A change in the source of water for Flint, Michigan led to an increase in lead levels that officials at first seem to have dismissed (source: Shutterstock).

What seems to have happened in Newark is that the city was adding sodium silicate to the water to prevent lead leaching from service pipes into the water, which was working. Then, in 2015, the city started changing the water’s acidity to deal with other potential contaminants and that prevented sodium silicate from working.  In 2016 the water in Newark started failing the EPA mandated lead tests on multiple occasions. The city began handing out water filters that had worked in Flint, but for unclear reasons did not in Newark and the city was forced to hand out bottled water. Newark recently announced a $120 million program to replace its lead pipes, but this is an expense a city like Newark will find hard to bear.

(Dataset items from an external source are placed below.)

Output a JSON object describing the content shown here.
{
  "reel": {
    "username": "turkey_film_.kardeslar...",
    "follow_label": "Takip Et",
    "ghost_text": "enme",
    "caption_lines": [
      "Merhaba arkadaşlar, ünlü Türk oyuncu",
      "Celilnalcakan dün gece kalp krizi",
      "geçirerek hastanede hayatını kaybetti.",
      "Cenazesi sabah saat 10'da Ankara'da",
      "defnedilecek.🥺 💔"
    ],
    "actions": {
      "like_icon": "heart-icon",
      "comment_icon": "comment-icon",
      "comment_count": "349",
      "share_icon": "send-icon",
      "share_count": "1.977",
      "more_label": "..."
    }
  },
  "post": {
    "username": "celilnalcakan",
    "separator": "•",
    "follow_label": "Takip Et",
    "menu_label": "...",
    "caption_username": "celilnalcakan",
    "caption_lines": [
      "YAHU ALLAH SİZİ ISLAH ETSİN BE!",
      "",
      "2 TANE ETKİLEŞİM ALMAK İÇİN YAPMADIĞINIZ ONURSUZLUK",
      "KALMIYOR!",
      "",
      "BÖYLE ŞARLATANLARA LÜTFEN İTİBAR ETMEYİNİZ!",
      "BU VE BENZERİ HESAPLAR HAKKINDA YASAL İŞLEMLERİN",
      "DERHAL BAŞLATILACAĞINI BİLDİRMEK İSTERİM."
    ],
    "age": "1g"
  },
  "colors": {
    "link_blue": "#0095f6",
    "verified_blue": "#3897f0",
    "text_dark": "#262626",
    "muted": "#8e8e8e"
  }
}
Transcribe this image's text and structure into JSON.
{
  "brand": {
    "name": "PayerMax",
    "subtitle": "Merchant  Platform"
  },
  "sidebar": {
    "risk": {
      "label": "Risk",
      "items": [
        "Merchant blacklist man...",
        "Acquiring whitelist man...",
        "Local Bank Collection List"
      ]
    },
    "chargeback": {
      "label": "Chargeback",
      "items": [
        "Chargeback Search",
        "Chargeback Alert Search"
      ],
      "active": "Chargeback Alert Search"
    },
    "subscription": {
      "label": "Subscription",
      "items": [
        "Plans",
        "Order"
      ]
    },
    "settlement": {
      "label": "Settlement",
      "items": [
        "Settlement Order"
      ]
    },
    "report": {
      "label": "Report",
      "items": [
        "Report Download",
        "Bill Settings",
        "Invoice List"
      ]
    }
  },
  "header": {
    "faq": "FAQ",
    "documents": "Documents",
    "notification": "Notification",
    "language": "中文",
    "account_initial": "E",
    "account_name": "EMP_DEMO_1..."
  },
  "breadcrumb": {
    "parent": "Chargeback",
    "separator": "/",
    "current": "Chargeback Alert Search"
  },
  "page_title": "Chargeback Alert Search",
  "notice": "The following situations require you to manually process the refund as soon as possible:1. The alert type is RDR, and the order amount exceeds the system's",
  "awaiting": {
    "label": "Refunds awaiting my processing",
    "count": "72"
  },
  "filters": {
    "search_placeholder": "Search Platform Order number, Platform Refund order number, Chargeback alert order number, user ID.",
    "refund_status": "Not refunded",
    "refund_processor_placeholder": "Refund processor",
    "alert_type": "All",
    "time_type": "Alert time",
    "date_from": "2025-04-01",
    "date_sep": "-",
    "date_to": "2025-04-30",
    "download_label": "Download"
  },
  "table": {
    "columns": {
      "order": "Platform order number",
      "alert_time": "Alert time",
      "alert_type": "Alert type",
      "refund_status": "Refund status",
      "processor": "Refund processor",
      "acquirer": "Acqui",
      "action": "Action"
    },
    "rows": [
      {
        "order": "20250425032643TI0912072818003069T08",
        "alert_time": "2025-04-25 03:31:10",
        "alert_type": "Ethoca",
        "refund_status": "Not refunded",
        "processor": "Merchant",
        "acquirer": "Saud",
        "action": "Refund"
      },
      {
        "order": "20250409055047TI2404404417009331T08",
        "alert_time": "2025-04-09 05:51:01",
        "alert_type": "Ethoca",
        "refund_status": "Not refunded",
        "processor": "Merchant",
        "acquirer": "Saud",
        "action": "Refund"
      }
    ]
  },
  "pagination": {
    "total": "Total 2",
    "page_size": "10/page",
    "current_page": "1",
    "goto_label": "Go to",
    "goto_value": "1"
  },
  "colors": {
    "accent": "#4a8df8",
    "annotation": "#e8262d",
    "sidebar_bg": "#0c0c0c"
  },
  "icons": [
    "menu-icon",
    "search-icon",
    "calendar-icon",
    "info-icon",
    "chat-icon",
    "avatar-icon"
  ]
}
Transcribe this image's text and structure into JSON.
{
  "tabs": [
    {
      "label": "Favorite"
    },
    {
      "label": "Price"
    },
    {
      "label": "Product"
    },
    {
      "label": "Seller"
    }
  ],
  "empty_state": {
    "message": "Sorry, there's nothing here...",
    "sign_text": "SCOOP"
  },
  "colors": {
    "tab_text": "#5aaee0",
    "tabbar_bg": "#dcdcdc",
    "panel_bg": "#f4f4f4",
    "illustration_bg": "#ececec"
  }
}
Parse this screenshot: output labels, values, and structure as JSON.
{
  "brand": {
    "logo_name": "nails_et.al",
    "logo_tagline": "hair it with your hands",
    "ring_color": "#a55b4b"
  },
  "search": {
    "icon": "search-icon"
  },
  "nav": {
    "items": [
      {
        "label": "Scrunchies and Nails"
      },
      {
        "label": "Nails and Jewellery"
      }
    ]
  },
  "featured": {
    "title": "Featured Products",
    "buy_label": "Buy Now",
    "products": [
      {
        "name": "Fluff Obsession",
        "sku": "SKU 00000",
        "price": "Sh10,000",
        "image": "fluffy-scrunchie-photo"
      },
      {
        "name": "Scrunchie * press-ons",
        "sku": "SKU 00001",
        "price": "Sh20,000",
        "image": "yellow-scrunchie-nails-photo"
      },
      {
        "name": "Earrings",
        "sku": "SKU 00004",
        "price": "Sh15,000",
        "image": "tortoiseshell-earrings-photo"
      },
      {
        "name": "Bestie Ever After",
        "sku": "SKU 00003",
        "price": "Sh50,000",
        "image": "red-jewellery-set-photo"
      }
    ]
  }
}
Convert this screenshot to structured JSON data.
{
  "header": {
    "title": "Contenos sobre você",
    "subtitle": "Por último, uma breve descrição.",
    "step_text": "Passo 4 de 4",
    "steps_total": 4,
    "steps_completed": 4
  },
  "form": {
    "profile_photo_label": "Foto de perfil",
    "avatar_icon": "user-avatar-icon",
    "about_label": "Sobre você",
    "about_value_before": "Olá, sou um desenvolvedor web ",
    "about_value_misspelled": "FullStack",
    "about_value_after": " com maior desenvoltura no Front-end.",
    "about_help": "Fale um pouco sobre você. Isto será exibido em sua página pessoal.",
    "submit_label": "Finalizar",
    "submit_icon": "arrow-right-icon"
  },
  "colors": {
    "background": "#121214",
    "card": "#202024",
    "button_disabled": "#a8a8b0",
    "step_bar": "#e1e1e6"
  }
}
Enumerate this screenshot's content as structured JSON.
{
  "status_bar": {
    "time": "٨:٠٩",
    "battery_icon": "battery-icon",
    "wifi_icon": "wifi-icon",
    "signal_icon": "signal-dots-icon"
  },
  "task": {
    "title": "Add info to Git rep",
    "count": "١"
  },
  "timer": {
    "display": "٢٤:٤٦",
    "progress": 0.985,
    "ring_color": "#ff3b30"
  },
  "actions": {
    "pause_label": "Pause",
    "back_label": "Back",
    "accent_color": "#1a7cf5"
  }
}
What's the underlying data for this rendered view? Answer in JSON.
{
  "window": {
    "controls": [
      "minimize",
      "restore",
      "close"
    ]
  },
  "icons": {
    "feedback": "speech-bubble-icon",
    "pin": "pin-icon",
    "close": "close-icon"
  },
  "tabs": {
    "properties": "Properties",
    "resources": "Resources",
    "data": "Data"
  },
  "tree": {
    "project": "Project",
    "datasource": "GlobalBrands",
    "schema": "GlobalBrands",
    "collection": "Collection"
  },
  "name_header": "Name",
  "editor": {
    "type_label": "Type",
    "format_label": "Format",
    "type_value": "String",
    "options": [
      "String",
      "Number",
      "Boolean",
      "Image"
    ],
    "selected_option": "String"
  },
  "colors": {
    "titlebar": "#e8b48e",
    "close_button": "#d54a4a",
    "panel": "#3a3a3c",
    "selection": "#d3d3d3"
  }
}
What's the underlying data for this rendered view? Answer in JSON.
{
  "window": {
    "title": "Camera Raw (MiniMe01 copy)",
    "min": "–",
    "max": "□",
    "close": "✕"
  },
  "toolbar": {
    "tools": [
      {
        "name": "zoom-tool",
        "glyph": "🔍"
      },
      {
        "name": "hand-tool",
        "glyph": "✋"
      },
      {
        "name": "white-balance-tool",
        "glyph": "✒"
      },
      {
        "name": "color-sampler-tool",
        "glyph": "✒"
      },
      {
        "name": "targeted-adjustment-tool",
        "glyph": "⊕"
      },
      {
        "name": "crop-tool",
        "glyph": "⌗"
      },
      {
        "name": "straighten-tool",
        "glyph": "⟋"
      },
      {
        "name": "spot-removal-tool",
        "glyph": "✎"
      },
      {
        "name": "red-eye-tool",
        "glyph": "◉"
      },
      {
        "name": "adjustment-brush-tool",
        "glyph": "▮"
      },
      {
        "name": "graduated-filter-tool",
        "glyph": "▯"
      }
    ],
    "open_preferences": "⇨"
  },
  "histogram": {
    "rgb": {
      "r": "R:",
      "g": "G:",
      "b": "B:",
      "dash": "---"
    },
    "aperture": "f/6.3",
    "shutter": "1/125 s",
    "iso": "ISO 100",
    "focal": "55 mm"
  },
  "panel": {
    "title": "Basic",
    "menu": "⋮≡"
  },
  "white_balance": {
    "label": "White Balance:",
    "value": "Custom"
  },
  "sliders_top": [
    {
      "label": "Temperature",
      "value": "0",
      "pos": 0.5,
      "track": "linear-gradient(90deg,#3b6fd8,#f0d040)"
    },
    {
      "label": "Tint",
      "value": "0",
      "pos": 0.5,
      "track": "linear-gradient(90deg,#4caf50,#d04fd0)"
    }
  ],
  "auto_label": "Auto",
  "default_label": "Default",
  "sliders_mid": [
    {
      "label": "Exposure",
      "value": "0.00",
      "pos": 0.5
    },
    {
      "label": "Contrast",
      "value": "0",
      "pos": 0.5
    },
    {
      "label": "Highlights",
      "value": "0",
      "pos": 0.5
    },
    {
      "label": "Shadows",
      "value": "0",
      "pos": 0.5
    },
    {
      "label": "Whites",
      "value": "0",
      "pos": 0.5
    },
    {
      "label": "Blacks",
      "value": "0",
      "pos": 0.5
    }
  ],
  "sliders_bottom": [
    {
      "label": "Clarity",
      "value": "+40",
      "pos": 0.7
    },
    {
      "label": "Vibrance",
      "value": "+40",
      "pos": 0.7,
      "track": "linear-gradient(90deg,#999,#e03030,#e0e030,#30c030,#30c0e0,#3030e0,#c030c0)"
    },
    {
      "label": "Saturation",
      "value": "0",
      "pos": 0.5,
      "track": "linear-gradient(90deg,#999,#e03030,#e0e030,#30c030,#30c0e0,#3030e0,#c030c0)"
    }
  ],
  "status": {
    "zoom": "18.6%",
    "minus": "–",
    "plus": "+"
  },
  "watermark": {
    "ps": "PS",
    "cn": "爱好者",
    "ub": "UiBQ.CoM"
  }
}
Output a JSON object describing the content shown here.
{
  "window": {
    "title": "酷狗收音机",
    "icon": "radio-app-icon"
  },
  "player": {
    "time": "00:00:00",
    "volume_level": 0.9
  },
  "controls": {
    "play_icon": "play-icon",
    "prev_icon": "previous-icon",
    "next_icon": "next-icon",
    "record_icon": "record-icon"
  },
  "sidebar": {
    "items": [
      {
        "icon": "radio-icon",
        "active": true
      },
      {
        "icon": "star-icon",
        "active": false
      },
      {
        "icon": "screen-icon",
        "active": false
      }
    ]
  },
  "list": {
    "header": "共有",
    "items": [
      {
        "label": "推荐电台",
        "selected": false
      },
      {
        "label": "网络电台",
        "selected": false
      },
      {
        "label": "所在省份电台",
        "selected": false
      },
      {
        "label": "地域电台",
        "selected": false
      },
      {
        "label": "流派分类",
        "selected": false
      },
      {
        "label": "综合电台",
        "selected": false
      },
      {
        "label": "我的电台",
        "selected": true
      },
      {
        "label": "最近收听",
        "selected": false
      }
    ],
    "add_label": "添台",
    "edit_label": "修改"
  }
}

What happened in Flint and Newark are certainly not routine occurrences and each involved some degree of denial by public officials in the face of clear warnings that water quality had been compromised. But there is one thing that both cities have in common with each other and many other American municipalities: both cities are poor and largely populated by people of color. Lead pipes are mainly found in older cities and fears about water quality are justifiably high among African Americans and other minorities who live in them. These are precisely the communities that are most likely to lack money to replace old lead service pipes. Some low income communities do not even have the luxury of drinking water from a municipal supply: Millions of low income Americans still do not have access to potable water or drink water from contaminated wells. Thus, unlike affluent communities where the water is usually perfectly safe but people nevertheless can afford to buy bottled water, people in poor communities drink water pumped through aging infrastructure but may lack the financial and political resources to do anything about the problem.

Ironically, most of the bottled water people drink is just filtered tap water.

And not all of it is regulated; the Food and Drug Administration (FDA), not the EPA, regulates the quality of bottled water but only if it is shipped across state lines. Water bottled and consumed within a state may or may not be regulated by state authorities.

When Consumer Reports tested bottled water, they found higher levels of contaminants in some products than the EPA permits for the public tap water supply.

And of course, most bottled water comes in plastic bottles, a well-described environmental hazard.

  Thanks to a generous grant from the Robert Wood Johnson Foundation, Critica is now engaged in a project that is examining what people think and say about our drinking water. As we continue to research this area, it is likely that new facts will emerge and some of our conclusions may change. For now, however, we are convinced about several things: most people can safely drink tap water, without filters, right out of the faucet; bottled water is unnecessary and bad for the environment; and poor communities that cannot afford to replace aging lead pipes or purchase filters and bottled water are at risk for consuming higher than recommended amounts of lead in the public water supply. Here we have one more reason to call on our public officials to address the country’s infrastructure needs and income inequality issues. For some people, these are affecting the very water we drink. Perhaps if bottled water companies are making billions of dollars selling municipal tap water that taxpayers pay for, those companies should contribute funds to replace lead service pipes around the country so that even people who can’t afford their products can have safe water to drink.